From the start of this tax year, any Capital Gains Tax (CGT) that is due from the sale of a residential property must be declared and paid within 30 days of the sale.
Individuals must calculate the gain themselves (although they can use an accountant to help with this). If tax is due (after taking into account the annual exempt amount), the sale must be declared and tax paid using HMRC’s online portal here.
To use the portal, individuals must be registered to use the Government Gateway and will need their Gateway ID and passcode. If anyone has issues using this system, they should contact HMRC on 0300 200 3300.
The following information is required, so we suggest having it to hand prior to starting this process:
- property address and postcode
- date you got the property
- date you exchanged contracts when you were selling or disposing of the property
- date you stopped being the property’s owner (completion date)
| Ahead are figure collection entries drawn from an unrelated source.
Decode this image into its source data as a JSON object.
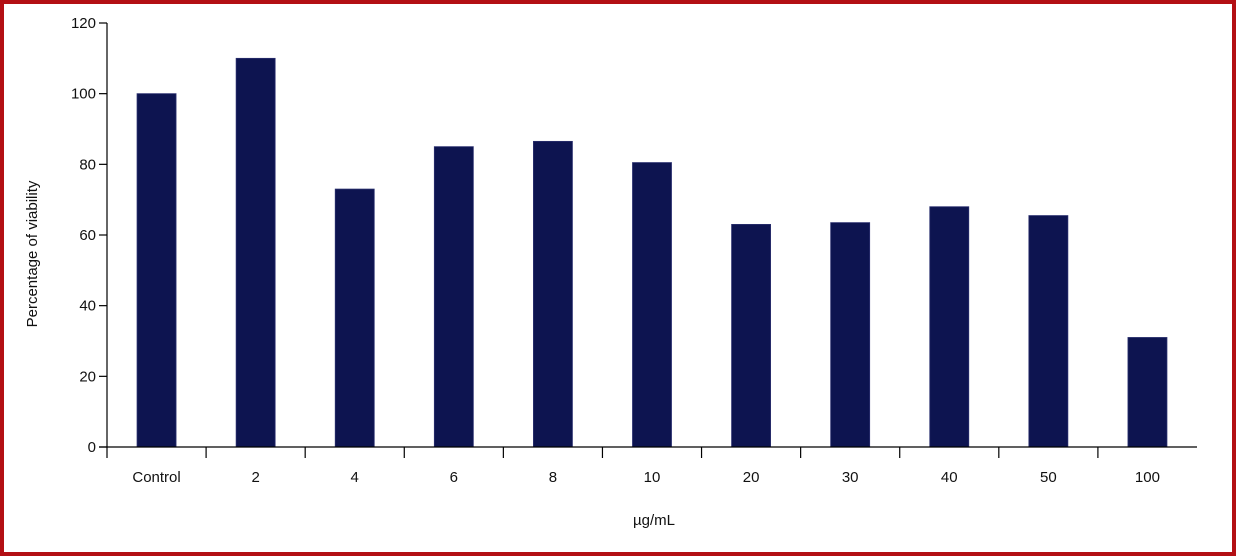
{
  "chart_data": {
    "type": "bar",
    "categories": [
      "Control",
      "2",
      "4",
      "6",
      "8",
      "10",
      "20",
      "30",
      "40",
      "50",
      "100"
    ],
    "values": [
      100,
      110,
      73,
      85,
      86.5,
      80.5,
      63,
      63.5,
      68,
      65.5,
      31
    ],
    "ylim": [
      0,
      120
    ],
    "yticks": [
      "0",
      "20",
      "40",
      "60",
      "80",
      "100",
      "120"
    ],
    "xlabel": "µg/mL",
    "ylabel": "Percentage of viability",
    "grid": false,
    "legend": "none",
    "bar_color": "#0d1450",
    "frame_color": "#b30f14"
  }
}
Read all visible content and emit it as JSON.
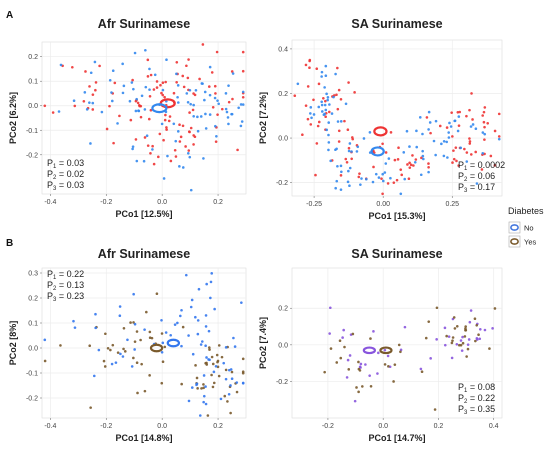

- value of the property when you got it
- value of the property when you sold or disposed of it
- costs of buying, selling or making improvements to the property
- details of any tax reliefs, allowances or exemptions you are entitled to claim
- property type, if you’re non-UK resident
Agents, such as accountants, can also declare the Capital Gains Tax on behalf of individuals. Should this be a preferable option, it would be advisable to speak with your accountant regarding this.